On November 26, 2019, in Eileen Riebel, et al. v. 3M Company, et al. (Case No. 2015-L-002124), Cook County Judge Clare E. McWilliams granted a premises defendant’s personal jurisdiction motion in an asbestos matter finding that a contractual relationship between an out-of-state premises defendant and a decedent’s Illinois-based employer, by itself, was not sufficient to establish specific personal jurisdiction over the out-of-state defendant and did not meet the requisite minimum contacts with the state.

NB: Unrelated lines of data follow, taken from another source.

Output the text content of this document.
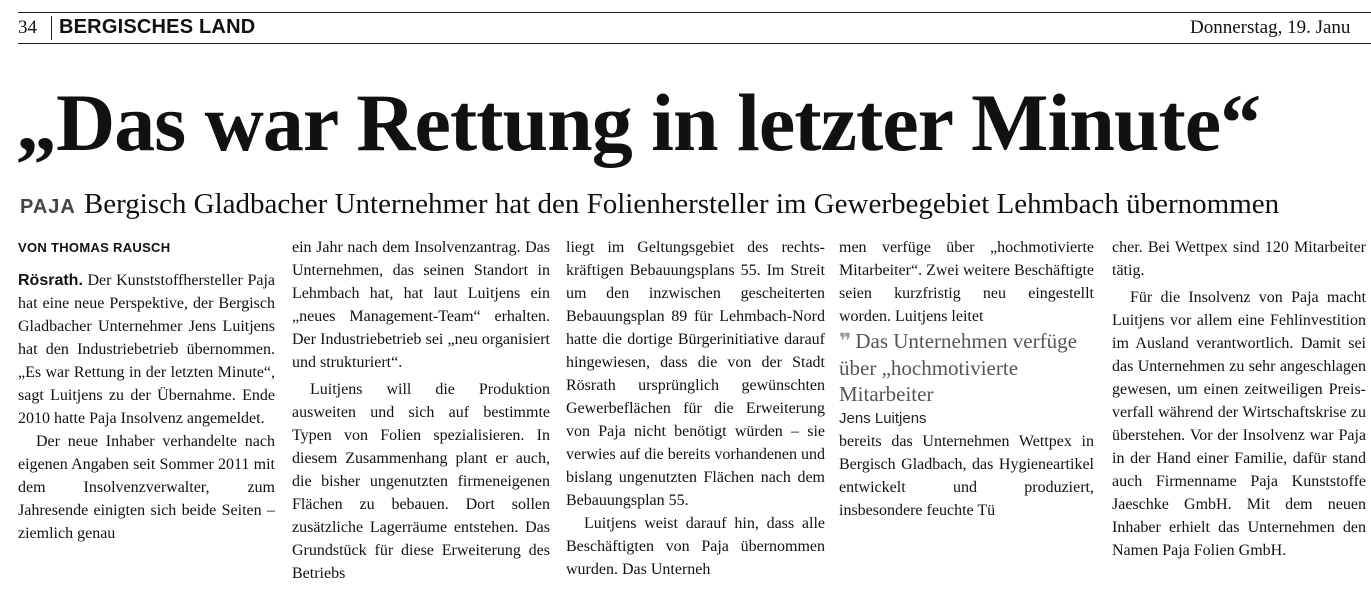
34 BERGISCHES LAND	Donnerstag, 19. Janu
„Das war Rettung in letzter Minute“
PAJA Bergisch Gladbacher Unternehmer hat den Folienhersteller im Gewerbegebiet Lehmbach übernommen

VON THOMAS RAUSCH

Rösrath. Der Kunststoffhersteller Paja hat eine neue Perspektive, der Bergisch Gladbacher Unternehmer Jens Luitjens hat den Industriebetrieb übernommen. „Es war Rettung in der letzten Minute“, sagt Luitjens zu der Übernahme. Ende 2010 hatte Paja Insolvenz angemeldet.

Der neue Inhaber verhandelte nach eigenen Angaben seit Sommer 2011 mit dem Insolvenzverwalter, zum Jahresende einigten sich beide Seiten – ziemlich genau

ein Jahr nach dem Insolvenzantrag. Das Unternehmen, das seinen Standort in Lehmbach hat, hat laut Luitjens ein „neues Management-Team“ erhalten. Der Industriebetrieb sei „neu organisiert und strukturiert“.

Luitjens will die Produktion ausweiten und sich auf bestimmte Typen von Folien spezialisieren. In diesem Zusammenhang plant er auch, die bisher ungenutzten firmeneigenen Flächen zu bebauen. Dort sollen zusätzliche Lagerräume entstehen. Das Grundstück für diese Erweiterung des Betriebs

liegt im Geltungsgebiet des rechtskräftigen Bebauungsplans 55. Im Streit um den inzwischen gescheiterten Bebauungsplan 89 für Lehmbach-Nord hatte die dortige Bürgerinitiative darauf hingewiesen, dass die von der Stadt Rösrath ursprünglich gewünschten Gewerbeflächen für die Erweiterung von Paja nicht benötigt würden – sie verwies auf die bereits vorhandenen und bislang ungenutzten Flächen nach dem Bebauungsplan 55.

Luitjens weist darauf hin, dass alle Beschäftigten von Paja übernommen wurden. Das Unterneh

men verfüge über „hochmotivierte Mitarbeiter“. Zwei weitere Beschäftigte seien kurzfristig neu eingestellt worden. Luitjens leitet

❞ Das Unternehmen verfüge über „hochmotivierte Mitarbeiter

Jens Luitjens

bereits das Unternehmen Wettpex in Bergisch Gladbach, das Hygieneartikel entwickelt und produziert, insbesondere feuchte Tü

cher. Bei Wettpex sind 120 Mitarbeiter tätig.

Für die Insolvenz von Paja macht Luitjens vor allem eine Fehlinvestition im Ausland verantwortlich. Damit sei das Unternehmen zu sehr angeschlagen gewesen, um einen zeitweiligen Preisverfall während der Wirtschaftskrise zu überstehen. Vor der Insolvenz war Paja in der Hand einer Familie, dafür stand auch Firmenname Paja Kunststoffe Jaeschke GmbH. Mit dem neuen Inhaber erhielt das Unternehmen den Namen Paja Folien GmbH.
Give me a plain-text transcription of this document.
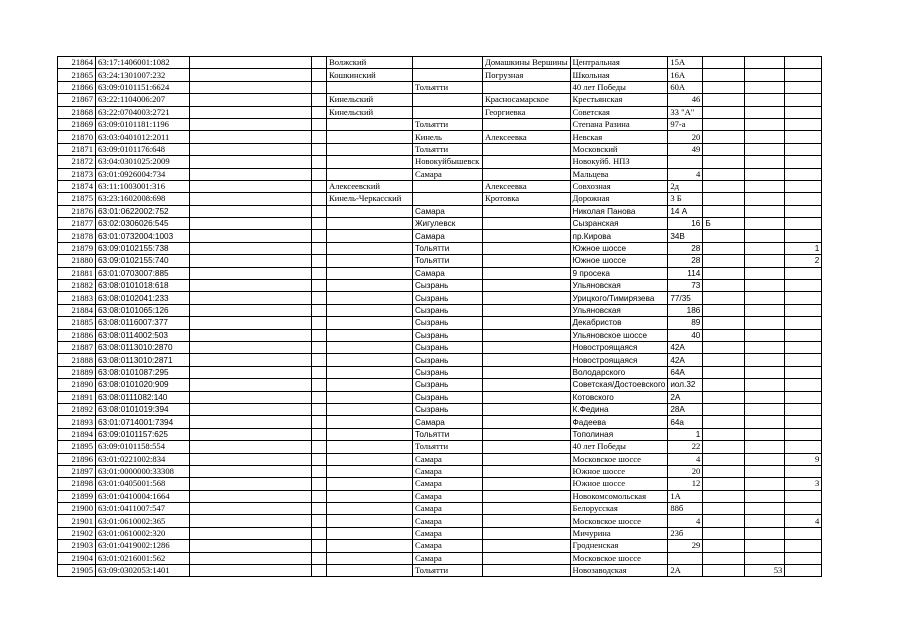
21864	63:17:1406001:1082			Волжский		Домашкины Вершины	Центральная	15А			
21865	63:24:1301007:232			Кошкинский		Погрузная	Школьная	16А			
21866	63:09:0101151:6624				Тольятти		40 лет Победы	60А			
21867	63:22:1104006:207			Кинельский		Красносамарское	Крестьянская	46			
21868	63:22:0704003:2721			Кинельский		Георгиевка	Советская	33 "А"			
21869	63:09:0101181:1196				Тольятти		Степана Разина	97-а			
21870	63:03:0401012:2011				Кинель	Алексеевка	Невская	20			
21871	63:09:0101176:648				Тольятти		Московский	49			
21872	63:04:0301025:2009				Новокуйбышевск		Новокуйб. НПЗ				
21873	63:01:0926004:734				Самара		Мальцева	4			
21874	63:11:1003001:316			Алексеевский		Алексеевка	Совхозная	2д			
21875	63:23:1602008:698			Кинель-Черкасский		Кротовка	Дорожная	3 Б			
21876	63:01:0622002:752				Самара		Николая Панова	14 А			
21877	63:02:0306026:545				Жигулевск		Сызранская	16	Б		
21878	63:01:0732004:1003				Самара		пр.Кирова	34В			
21879	63:09:0102155:738				Тольятти		Южное шоссе	28			1
21880	63:09:0102155:740				Тольятти		Южное шоссе	28			2
21881	63:01:0703007:885				Самара		9 просека	114			
21882	63:08:0101018:618				Сызрань		Ульяновская	73			
21883	63:08:0102041:233				Сызрань		Урицкого/Тимирязева	77/35			
21884	63:08:0101065:126				Сызрань		Ульяновская	186			
21885	63:08:0116007:377				Сызрань		Декабристов	89			
21886	63:08:0114002:503				Сызрань		Ульяновское шоссе	40			
21887	63:08:0113010:2870				Сызрань		Новостроящаяся	42А			
21888	63:08:0113010:2871				Сызрань		Новостроящаяся	42А			
21889	63:08:0101087:295				Сызрань		Володарского	64А			
21890	63:08:0101020:909				Сызрань		Советская/Достоевского	иол.32			
21891	63:08:0111082:140				Сызрань		Котовского	2А			
21892	63:08:0101019:394				Сызрань		К.Федина	28А			
21893	63:01:0714001:7394				Самара		Фадеева	64а			
21894	63:09:0101157:625				Тольятти		Тополиная	1			
21895	63:09:0101158:554				Тольятти		40 лет Победы	22			
21896	63:01:0221002:834				Самара		Московское шоссе	4			9
21897	63:01:0000000:33308				Самара		Южное шоссе	20			
21898	63:01:0405001:568				Самара		Южное шоссе	12			3
21899	63:01:0410004:1664				Самара		Новокомсомольская	1А			
21900	63:01:0411007:547				Самара		Белорусская	88б			
21901	63:01:0610002:365				Самара		Московское шоссе	4			4
21902	63:01:0610002:320				Самара		Мичурина	23б			
21903	63:01:0419002:1286				Самара		Гродненская	29			
21904	63:01:0216001:562				Самара		Московское шоссе				
21905	63:09:0302053:1401				Тольятти		Новозаводская	2А		53	
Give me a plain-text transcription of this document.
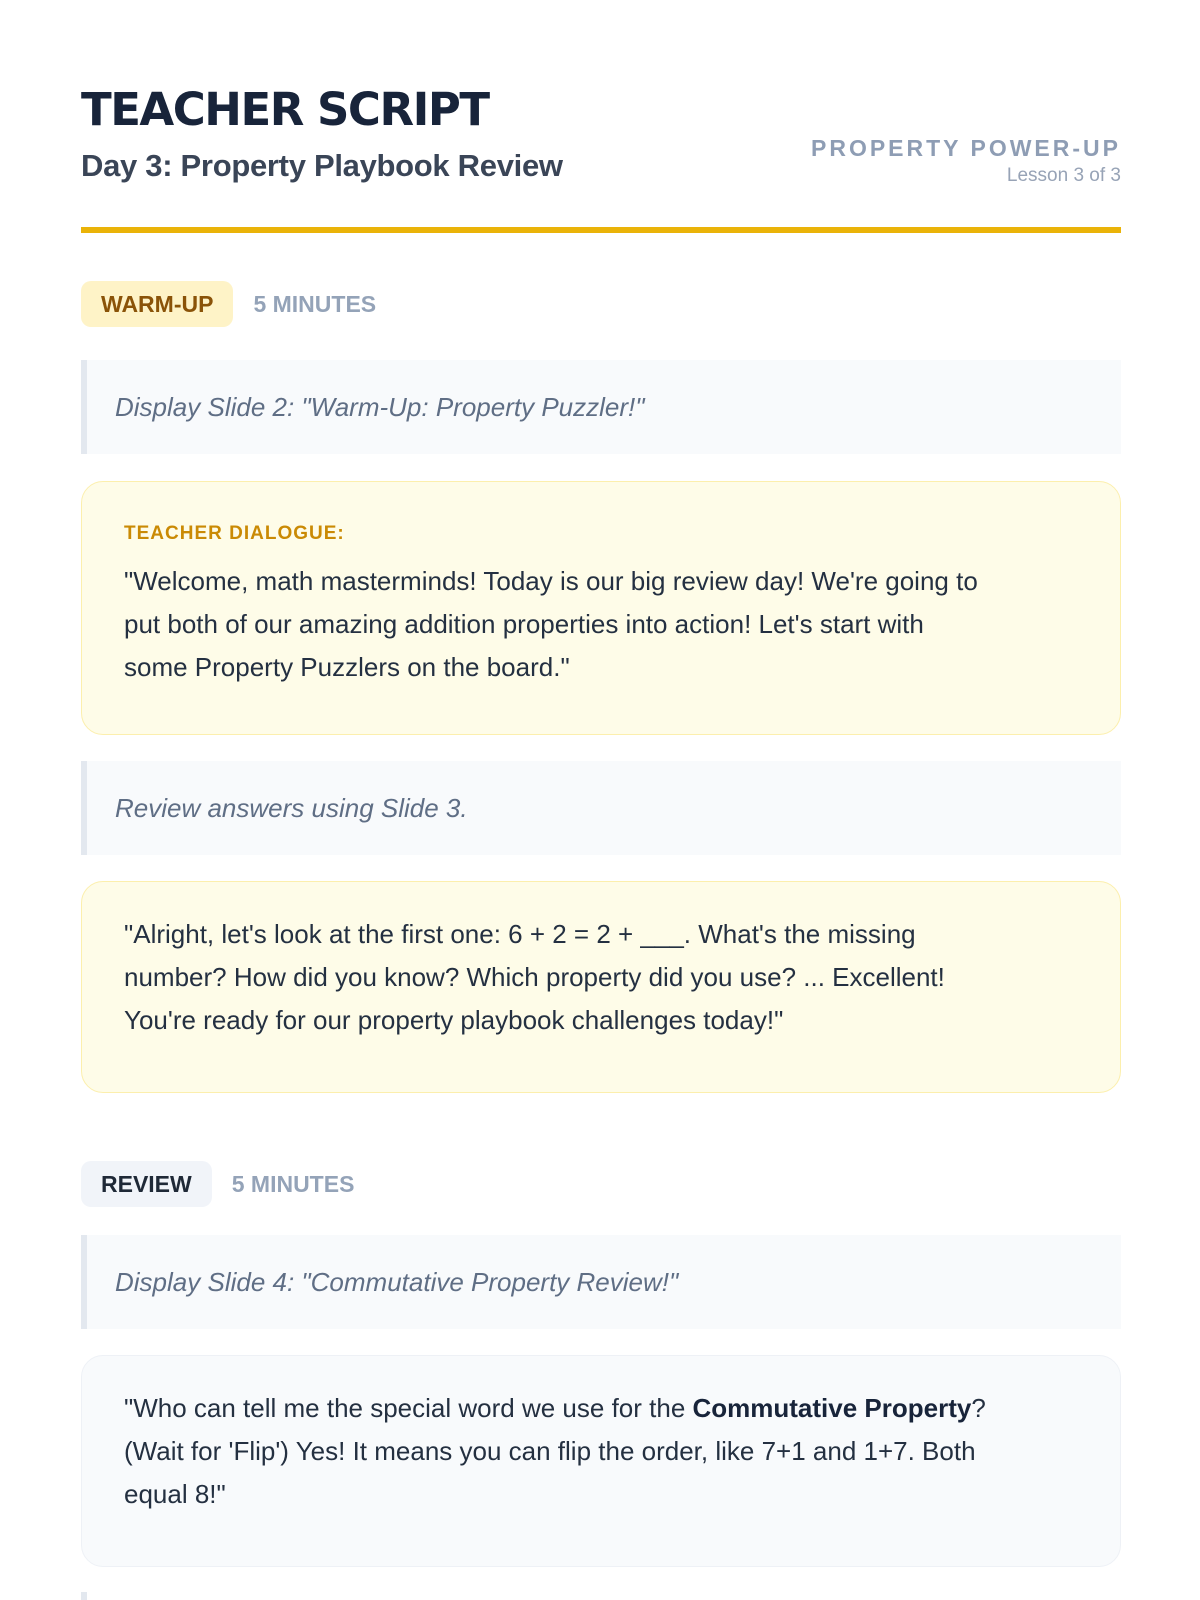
TEACHER SCRIPT
Day 3: Property Playbook Review	PROPERTY POWER-UP
Lesson 3 of 3
WARM-UP	5 MINUTES
Display Slide 2: "Warm-Up: Property Puzzler!"
TEACHER DIALOGUE:
"Welcome, math masterminds! Today is our big review day! We're going to
put both of our amazing addition properties into action! Let's start with
some Property Puzzlers on the board."
Review answers using Slide 3.
"Alright, let's look at the first one: 6 + 2 = 2 + ___. What's the missing
number? How did you know? Which property did you use? ... Excellent!
You're ready for our property playbook challenges today!"
REVIEW	5 MINUTES
Display Slide 4: "Commutative Property Review!"
"Who can tell me the special word we use for the Commutative Property?
(Wait for 'Flip') Yes! It means you can flip the order, like 7+1 and 1+7. Both
equal 8!"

Plaintiff, Eileen Reibel, filed her initial complaint on behalf of her late husband, Fred Reibel (“Decedent”). The complaint alleged that the Decedent’s malignant mesothelioma, which led to his death, was caused by exposure to asbestos-containing materials manufactured by several defendants in Illinois and Indiana over the course of his 29-year career. One of the named defendants was United States Steel Corporation (“U.S. Steel”). Plaintiff specifically alleged, among other things, “negligence against U.S. Steel as a result of [the Decedent’s] exposure to [asbestos-containing] materials at U.S. Steel’s premises.” Plaintiff’s initial complaint only alleged exposure at U.S. Steel’s Gary, Indiana facility. Following subsequent amendments, Plaintiff later alleged exposure at U.S. Steel’s South Works facility in Chicago, Illinois as well. It was not until discovery that the Plaintiff admitted that the Decedent never worked at U.S. Steel’s Chicago facility, nor had he worked at any U.S. Steel premises in Illinois. Equipped with Plaintiff’s concession and the fact that U.S. Steel was not incorporated in Illinois, nor did it have a principal place of business in the state, U.S. steel sought dismissal on the grounds that Illinois lacked specific personal jurisdiction.
Plaintiff argued that U.S. Steel had in fact established minimum contacts with Illinois when it purposefully contracted with the Decedent’s employer, an Illinois contractor by the name of M&O Insulation Company (“M&O”), in order to “to employ Illinois workers to perform maintenance and construction work at its Gary Works facility in Indiana.” Additionally, Plaintiff presented a new allegation not asserted in her amended complaint – claiming that any asbestos-containing dust that the Decedent got on his clothes would have travelled with him back to his residence in Illinois. Thus, establishing that his exposure from the Gary facility would have continued within the State of Illinois. U.S. Steel refuted both arguments by first explaining that the location of the Decedent’s employer was not a purposeful factor in U.S. Steel’s selection of a contractor. Secondly, that there was insufficient evidence to establish that the dust or dirt that the Plaintiff allegedly brought home on his clothes was actually asbestos.
The Court stated that it could not make the speculative leap of connecting U.S. Steel’s allegedly tortious conduct in its Indiana facility with its affiliations within the State of Illinois, and as such, found that it would be unreasonable to litigate the case in Illinois as it would offend “traditional notions of fair play and substantial justice.” (Citing International Shoe Co. v. Washington, 326 U.S. 310, 316 (1945). The Court further held that U.S. Steel’s contract with M&O failed to meet the requisite minimum contact with Illinois, citing that notions of due process require “that a defendant be haled into court in a forum State based on [their] own affiliation with the State, not based on the ‘random, fortuitous, or attenuated’ contacts he makes by interacting with other persons affiliated with the State.” Walden v. Fiore, 134 S.Ct. 1115, 1123 (2014) (emphasis added). Additionally, despite Plaintiff’s imaginative claim that the Decedent’s asbestos exposure continued in Illinois when he wore his dirty work clothes home, the Court found that this assertion lacked supporting evidence that the dust or dirt on the Decedent’s clothes actually contained asbestos.
With how frequent many asbestos plaintiffs work for Illinois contractors that have entered into contractual agreements with facilities in bordering states, this case provides Illinois defendants with a useful example of what activity, alone, fails to meet the requisite minimum contacts with the State of Illinois.